The precise relationship between the Dhanush and the Sagarika programs remains obscure. Given the evident similarities in their overall characteristics, Dhanush may simply be the new name for the original Sagarika system. However, since the Dhanush is reported by some sources to have a 350 km range, compared to the 250-300 km range of the Sagarika, the change in designation may reflect a design change.
In July 1983, the Indian government authorised an Integrated Guided-Missile Development Programme (IGMDP) at a cost of INR788 billion for a wide range of indigenously developed and produced missiles, including the surface-to-surface (Prithvi).
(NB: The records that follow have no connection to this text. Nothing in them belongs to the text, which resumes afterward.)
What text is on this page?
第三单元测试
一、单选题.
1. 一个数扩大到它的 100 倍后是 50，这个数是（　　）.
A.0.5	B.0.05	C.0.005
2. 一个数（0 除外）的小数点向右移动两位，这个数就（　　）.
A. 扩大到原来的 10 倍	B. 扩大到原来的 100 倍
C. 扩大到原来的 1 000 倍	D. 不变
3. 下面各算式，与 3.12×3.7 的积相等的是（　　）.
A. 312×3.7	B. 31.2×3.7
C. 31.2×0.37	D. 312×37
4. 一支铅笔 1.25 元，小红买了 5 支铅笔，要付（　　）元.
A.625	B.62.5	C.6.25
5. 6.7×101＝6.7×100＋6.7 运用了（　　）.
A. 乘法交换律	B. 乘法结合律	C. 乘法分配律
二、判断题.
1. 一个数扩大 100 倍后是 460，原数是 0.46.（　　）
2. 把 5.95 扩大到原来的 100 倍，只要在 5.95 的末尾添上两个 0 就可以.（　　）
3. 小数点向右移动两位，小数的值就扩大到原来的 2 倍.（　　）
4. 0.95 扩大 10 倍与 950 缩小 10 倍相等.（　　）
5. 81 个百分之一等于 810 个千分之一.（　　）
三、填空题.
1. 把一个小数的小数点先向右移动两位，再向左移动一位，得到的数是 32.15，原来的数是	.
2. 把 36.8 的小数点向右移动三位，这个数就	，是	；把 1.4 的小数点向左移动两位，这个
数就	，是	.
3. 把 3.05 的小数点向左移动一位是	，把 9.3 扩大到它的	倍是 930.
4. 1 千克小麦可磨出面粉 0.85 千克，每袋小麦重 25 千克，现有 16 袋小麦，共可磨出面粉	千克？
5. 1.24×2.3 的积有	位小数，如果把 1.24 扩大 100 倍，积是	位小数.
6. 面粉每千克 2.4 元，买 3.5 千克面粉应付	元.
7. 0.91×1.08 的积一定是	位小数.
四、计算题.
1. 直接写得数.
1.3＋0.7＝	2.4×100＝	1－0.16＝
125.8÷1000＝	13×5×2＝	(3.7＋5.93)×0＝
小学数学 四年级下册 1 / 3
Development of the Prithvi (Earth), a short-range, liquid-fuelled, missile, began at once and the weapon was first tested in February 1988 with another 12 flights by 1995 and a total of 30 by 1999. Two versions were developed: SS-150 (or Prithvi I) for the Army and SS-250 (or Prithvi II) for the Air Force, the numerals being the planned range in kilometres. A longer range weapon, SS-350 designated P-3, was thought to be under development in 1994 with a solid propellant version, Prithvi III successfully test flown in 2004.
India is developing the Dhanush (Bow, as in "bow and arrow" not the bow of the ship) submarine launched ballistic missile. With a range variously estimated at between 300 km and 350 km, this missile would be later deployed on surface warships. It is unclear whether this missile would be deployed on India's new nuclear missile submarine.
Danush is a medium range indigenously developed ship-launched missile exclusively developed for the Navy. The Dhanush project is sometimes considered the Naval version of the Prithvi, though this may represent a program analog rather than any technological relationship.
Testing of this missile was originally planned to begin in December 1998. A naval version of the SS-250, Dhanush (some sources indicated that Dhanush was a version of SS-150), with a range of 135 n miles (250 km) was launched (unsuccessfully) from the converted Sukanya class offshore patrol vessel INS Subhadra [some reports state INS Subhadra] on 11 April 2000, anchored off the Orissa coast in the Bay of Bengal. The missile flew for only four seconds and broke into two pieces, barely managing to clear the ship. The launch was dubbed a "technology demonstrator" and more missile tests were schedules as part of the program to make this weapon battle-worthy. With the development of Dhanush still at an early stage, the debate on cruise versus ballistic missiles was revived within the Navy.
Further tests were conducted in December 2000, September 2001 and November 2004. In September 2002, after two successful tests, the DRDO declared that Dhanush was "ready for induction after successful trials at sea." In October 2004, DRDO conducted a successful underwater launch of the Dhanush from submerged canisters. In November 2004 it also declared an off-shore flight-test from the INS Subhadra a success. In December 2005 a Dhanush was launched from the destroyer INS Rajput, which had been equipped with a stabilised launcher, and the missile flew 81 n miles (150 km).
There were said to be two versions of the 8.56 meter long Dhanush missile under development. One such version, having a range of 250 km. This short-range missile will be used as an anti-ship weapon. The Indian Navy was apparently seeking another variant of the Dhanush surface-to-surface ballistic missile that is capable of striking land targets within a range of 500 km. The longer-range missile will have propulsion fuel similar to its short-range version.
The Indian Armed Forces conducted a successful test launch on 09 APril 2015 from a navy ship of the Dhanush missile which is capable of carrying a nuclear payload. The launch was carried out by personnel of the Strategic Forces Command at 11:02 local time off the Odisha state coast. "The missile successfully destroyed the target on the water with a high degree of accuracy," India’s Defense Research and Development Organization (DRDO) reported.
Dhanush is a maneuvering missile and is a naval variant of the Prithvi-II missile. It is one of the five rockets which were designed by DRDO engineers and scientists under the Integrated Guided Missile Development Program. The missile can hit both land and sea targets and is capable of carrying a 500-kilogram nuclear payload.